Länge: 1 Min. 51 Sek. | © Stadt Wien - Magistratsabteilung 59
Enthüllung neue Pionierinnen

Enthüllung neue Pionierinnen

Zum Frauentag holt die Stadt Wien zwei neue „große Töchter“ vor den Vorhang: Im Arkadenhof des Rathauses werden für Ingeborg Bachmann und Luise Fleck zwei Gedenktafeln in der Pionierinnengalerie enthüllt. Die Galerie stellt außergewöhnliche Frauen der Stadt, ihr Engagement, ihr Handeln und ihre Leben in den Mittelpunkt. Ingeborg Bachmann war eine heimische Schriftstellerin, die als eine der bedeutendsten Lyrikerinnen des 20. Jahrhunderts gilt.

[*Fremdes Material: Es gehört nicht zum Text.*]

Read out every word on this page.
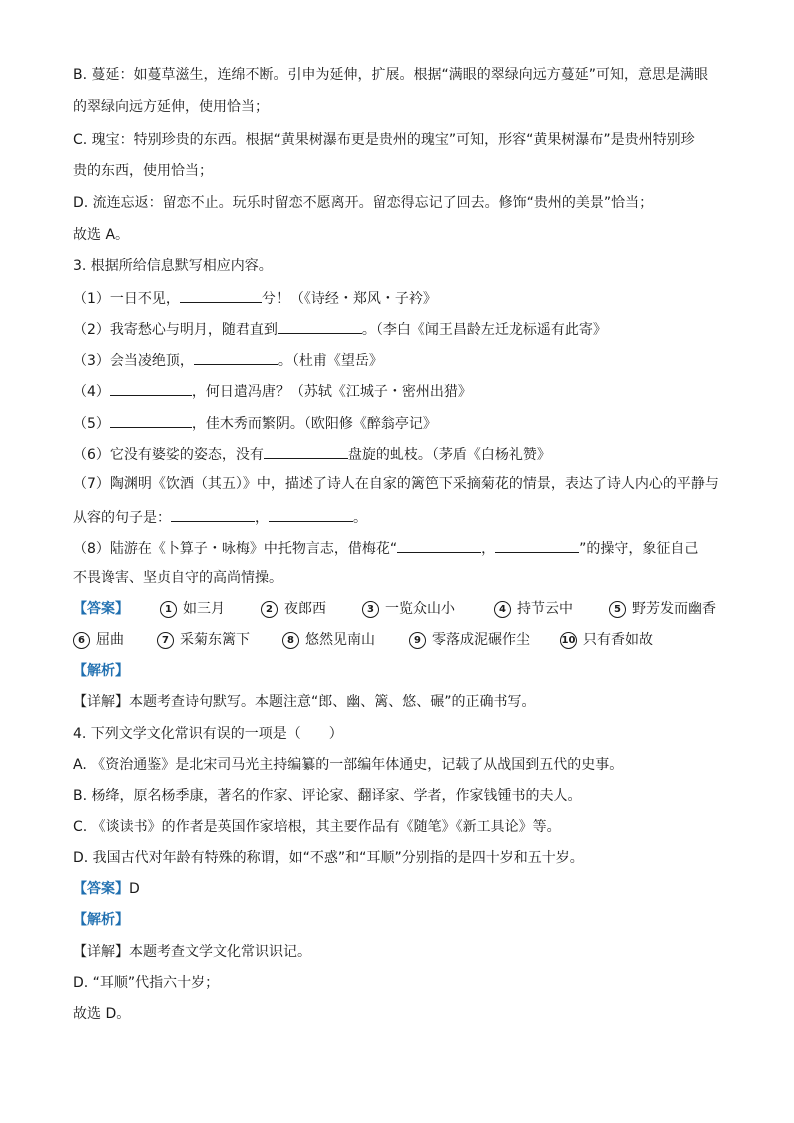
B. 蔓延：如蔓草滋生，连绵不断。引申为延伸，扩展。根据“满眼的翠绿向远方蔓延”可知，意思是满眼
的翠绿向远方延伸，使用恰当；
C. 瑰宝：特别珍贵的东西。根据“黄果树瀑布更是贵州的瑰宝”可知，形容“黄果树瀑布”是贵州特别珍
贵的东西，使用恰当；
D. 流连忘返：留恋不止。玩乐时留恋不愿离开。留恋得忘记了回去。修饰“贵州的美景”恰当；
故选 A。
3. 根据所给信息默写相应内容。
（1）一日不见，	兮！（《诗经・郑风・子衿》
（2）我寄愁心与明月，随君直到	。（李白《闻王昌龄左迁龙标遥有此寄》
（3）会当凌绝顶，	。（杜甫《望岳》
（4）	，何日遣冯唐？（苏轼《江城子・密州出猎》
（5）	，佳木秀而繁阴。（欧阳修《醉翁亭记》
（6）它没有婆娑的姿态，没有	盘旋的虬枝。（茅盾《白杨礼赞》
（7）陶渊明《饮酒（其五）》中，描述了诗人在自家的篱笆下采摘菊花的情景，表达了诗人内心的平静与
从容的句子是：	，	。
（8）陆游在《卜算子・咏梅》中托物言志，借梅花“	，	”的操守，象征自己
不畏谗害、坚贞自守的高尚情操。
【答案】	1 如三月	2 夜郎西	3 一览众山小	4 持节云中	5 野芳发而幽香
6 屈曲	7 采菊东篱下	8 悠然见南山	9 零落成泥碾作尘	10 只有香如故
【解析】
【详解】本题考查诗句默写。本题注意“郎、幽、篱、悠、碾”的正确书写。
4. 下列文学文化常识有误的一项是（　　）
A. 《资治通鉴》是北宋司马光主持编纂的一部编年体通史，记载了从战国到五代的史事。
B. 杨绛，原名杨季康，著名的作家、评论家、翻译家、学者，作家钱锺书的夫人。
C. 《谈读书》的作者是英国作家培根，其主要作品有《随笔》《新工具论》等。
D. 我国古代对年龄有特殊的称谓，如“不惑”和“耳顺”分别指的是四十岁和五十岁。
【答案】D
【解析】
【详解】本题考查文学文化常识识记。
D. “耳顺”代指六十岁；
故选 D。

In ihren Werken widmete sich die Klagenfurterin Themen wie die Rolle der Frau in der männlich geprägten Gesellschaft oder den Konsequenzen und dem Leid von Kriegen. Sie verstarb 1973 in Rom, seit 1977 wird jährlich der Ingeborg-Bachmann-Preis verliehen. Luise Fleck war die erste österreichische und weltweit zweite Frau, die als Filmregisseurin und Produzentin Erfolg hatte. Sie führte bei mehr als 100 Filmen Regie und schrieb auch 20 Drehbücher. Besondere Bekanntheit erlangte sie in der Zeit während der Wende von Stumm- zu Tonfilmen. Sie starb 1950 in Wien. Die nun 30 Porträts der großen Töchter der Stadt können noch bis 31. März im Arkadenhof des Wiener Rathauses besichtigt werden.